Loi sur les compétences municipales

La LCM établit les champs de compétence des municipalités locales (titre II, art. 4 à 97) et des MRC (titre III, art. 98 à 126.5), y compris la majeure partie de leurs pouvoirs en développement économique. Pour les fins de la présentation, on distinguera les pouvoirs d’intervention directe et les pouvoirs d’aide financière. 

Les premiers sont ceux par lesquels une municipalité – ou toute personne à qui elle en confie la charge – agit pour faire la promotion de son territoire ou pour y assurer la présence d’infrastructures, d’équipements, de services ou d’activités susceptibles de favoriser son développement commercial, industriel ou touristique. Les seconds sont ceux par lesquels une municipalité accorde des aides à des tiers pour favoriser ce développement, généralement dans le cadre d’un programme adopté par règlement. 

L’aide financière peut consister en une subvention ou en une réduction des coûts du bénéficiaire, par exemple par l’allocation d’un crédit de taxe, d’un prêt à taux réduit, d’un cautionnement ou d’un terrain en deçà de sa valeur marchande. Les pouvoirs pour lesquels la LISM ne s’applique pas sont, pour la plupart, identifiés aux articles 90 et 100 de la LCM.

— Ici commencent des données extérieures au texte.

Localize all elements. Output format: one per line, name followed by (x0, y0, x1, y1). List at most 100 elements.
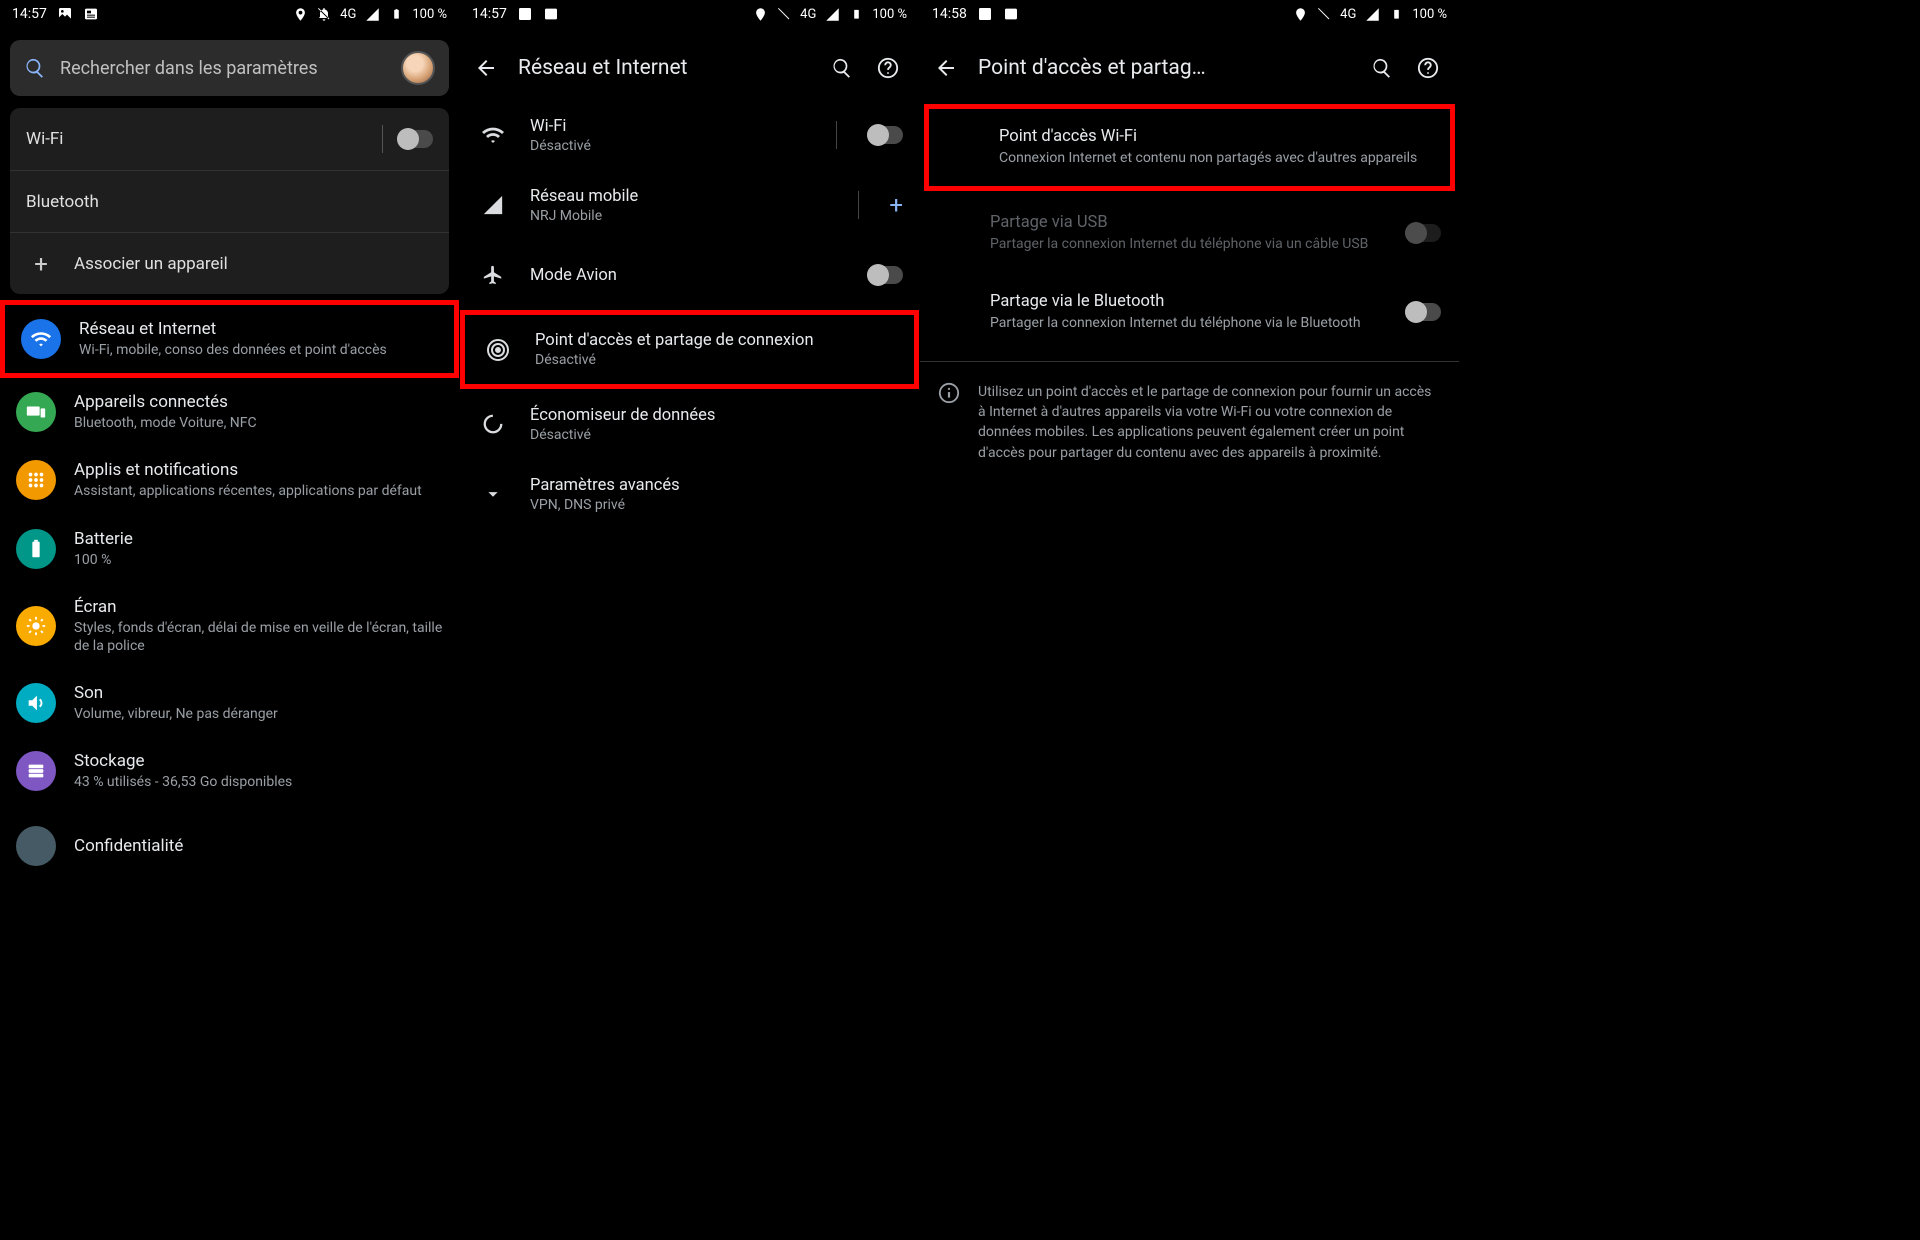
battery-icon (16, 529, 56, 569)
image-icon (977, 6, 993, 22)
wifi-icon (476, 123, 510, 147)
image-icon (517, 6, 533, 22)
item-title: Partage via USB (990, 213, 1389, 232)
status-network: 4G (340, 7, 356, 22)
settings-item-battery[interactable]: Batterie100 % (0, 515, 459, 583)
wifi-toggle[interactable] (397, 130, 433, 148)
item-title: Stockage (74, 751, 443, 771)
status-battery: 100 % (412, 7, 447, 22)
plus-icon: + (26, 250, 56, 278)
item-sub: NRJ Mobile (530, 208, 828, 224)
news-icon (83, 6, 99, 22)
item-title: Point d'accès et partage de connexion (535, 331, 898, 350)
item-title: Appareils connectés (74, 392, 443, 412)
net-mobile[interactable]: Réseau mobile NRJ Mobile + (460, 170, 919, 240)
net-advanced[interactable]: Paramètres avancésVPN, DNS privé (460, 459, 919, 529)
item-title: Économiseur de données (530, 406, 903, 425)
news-icon (543, 6, 559, 22)
separator (858, 191, 859, 219)
item-sub: 43 % utilisés - 36,53 Go disponibles (74, 773, 443, 791)
status-network: 4G (800, 7, 816, 22)
wifi-icon (21, 319, 61, 359)
item-title: Mode Avion (530, 266, 847, 285)
battery-icon (1388, 6, 1404, 22)
back-button[interactable] (474, 56, 500, 80)
settings-item-storage[interactable]: Stockage 43 % utilisés - 36,53 Go disponi… (0, 737, 459, 805)
quick-pair-label: Associer un appareil (74, 254, 433, 274)
item-sub: VPN, DNS privé (530, 497, 903, 513)
app-header: Réseau et Internet (460, 36, 919, 100)
settings-item-sound[interactable]: Son Volume, vibreur, Ne pas déranger (0, 669, 459, 737)
info-icon (938, 382, 960, 463)
search-icon (24, 57, 46, 79)
item-title: Partage via le Bluetooth (990, 292, 1389, 311)
screen-settings-home: 14:57 4G 100 % Rechercher dans les param… (0, 0, 460, 1240)
net-datasaver[interactable]: Économiseur de donnéesDésactivé (460, 389, 919, 459)
hotspot-usb-row: Partage via USB Partager la connexion In… (920, 201, 1459, 266)
status-time: 14:58 (932, 6, 967, 22)
item-sub: Désactivé (530, 138, 806, 154)
info-text: Utilisez un point d'accès et le partage … (978, 382, 1441, 463)
avatar[interactable] (401, 51, 435, 85)
net-hotspot[interactable]: Point d'accès et partage de connexionDés… (460, 310, 919, 389)
item-title: Son (74, 683, 443, 703)
status-network: 4G (1340, 7, 1356, 22)
add-button[interactable]: + (889, 191, 903, 219)
screen-hotspot: 14:58 4G 100 % Point d'accès et partag… … (920, 0, 1460, 1240)
battery-icon (388, 6, 404, 22)
help-button[interactable] (1417, 57, 1445, 79)
status-battery: 100 % (1412, 7, 1447, 22)
item-title: Point d'accès Wi-Fi (999, 127, 1430, 146)
help-button[interactable] (877, 57, 905, 79)
back-button[interactable] (934, 56, 960, 80)
airplane-toggle[interactable] (867, 266, 903, 284)
airplane-icon (476, 264, 510, 286)
item-title: Confidentialité (74, 836, 443, 856)
image-icon (57, 6, 73, 22)
net-wifi[interactable]: Wi-Fi Désactivé (460, 100, 919, 170)
hotspot-wifi-row[interactable]: Point d'accès Wi-Fi Connexion Internet e… (924, 104, 1455, 191)
item-sub: Volume, vibreur, Ne pas déranger (74, 705, 443, 723)
sound-icon (16, 683, 56, 723)
quick-bluetooth[interactable]: Bluetooth (10, 170, 449, 232)
usb-toggle (1405, 224, 1441, 242)
item-title: Réseau mobile (530, 187, 828, 206)
quick-wifi[interactable]: Wi-Fi (10, 108, 449, 170)
settings-item-devices[interactable]: Appareils connectésBluetooth, mode Voitu… (0, 378, 459, 446)
item-sub: Connexion Internet et contenu non partag… (999, 149, 1430, 168)
item-sub: Partager la connexion Internet du téléph… (990, 235, 1389, 254)
settings-list: Réseau et InternetWi-Fi, mobile, conso d… (0, 300, 459, 872)
page-title: Réseau et Internet (518, 56, 813, 80)
bt-toggle[interactable] (1405, 303, 1441, 321)
hotspot-bt-row[interactable]: Partage via le Bluetooth Partager la con… (920, 280, 1459, 345)
net-airplane[interactable]: Mode Avion (460, 240, 919, 310)
status-time: 14:57 (12, 6, 47, 22)
settings-item-apps[interactable]: Applis et notificationsAssistant, applic… (0, 446, 459, 514)
storage-icon (16, 751, 56, 791)
battery-icon (848, 6, 864, 22)
apps-icon (16, 460, 56, 500)
search-button[interactable] (831, 57, 859, 79)
location-icon (292, 6, 308, 22)
status-battery: 100 % (872, 7, 907, 22)
item-title: Wi-Fi (530, 117, 806, 136)
status-time: 14:57 (472, 6, 507, 22)
settings-item-display[interactable]: ÉcranStyles, fonds d'écran, délai de mis… (0, 583, 459, 669)
signal-icon (476, 194, 510, 216)
news-icon (1003, 6, 1019, 22)
status-bar: 14:57 4G 100 % (460, 0, 919, 28)
search-button[interactable] (1371, 57, 1399, 79)
quick-wifi-label: Wi-Fi (26, 129, 382, 149)
wifi-toggle[interactable] (867, 126, 903, 144)
location-icon (752, 6, 768, 22)
status-bar: 14:57 4G 100 % (0, 0, 459, 28)
quick-pair[interactable]: + Associer un appareil (10, 232, 449, 294)
status-bar: 14:58 4G 100 % (920, 0, 1459, 28)
settings-item-privacy[interactable]: Confidentialité (0, 806, 459, 872)
separator (382, 125, 383, 153)
settings-item-network[interactable]: Réseau et InternetWi-Fi, mobile, conso d… (0, 300, 459, 378)
app-header: Point d'accès et partag… (920, 36, 1459, 100)
quick-bluetooth-label: Bluetooth (26, 192, 433, 212)
search-bar[interactable]: Rechercher dans les paramètres (10, 40, 449, 96)
item-sub: Partager la connexion Internet du téléph… (990, 314, 1389, 333)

Pouvoirs d’intervention directe

Toute municipalité locale ou toute MRC peut (voir note 1) :

  • établir et exploiter un embranchement ferroviaire. Elle peut en confier l’exploitation à une personne;
  • constituer un organisme à but non lucratif (OBNL) dont l’objectif est de fournir un soutien technique à une entreprise située sur son territoire;
  • exploiter, seule ou avec toute personne, une entreprise qui produit de l'électricité. Elle peut, avec l’autorisation de la ministre, se porter caution d’une personne qui l’exploite avec elle. Toutefois, son engagement financier ne peut servir à installer une puissance supérieure à 50 mégawatts;
  • établir, acquérir et exploiter une installation portuaire ou aéroportuaire, y compris à l’extérieur de son territoire. Elle peut en confier l’exploitation à une personne;
  • faire la promotion industrielle, commerciale ou touristique de son territoire, constituer un organisme à ces fins ou en confier l'organisation et la gestion à un OBNL;
  • faire la promotion d'activités culturelles et de loisirs sur son territoire, constituer un organisme à ces fins ou en confier l'organisation et la gestion à toute personne.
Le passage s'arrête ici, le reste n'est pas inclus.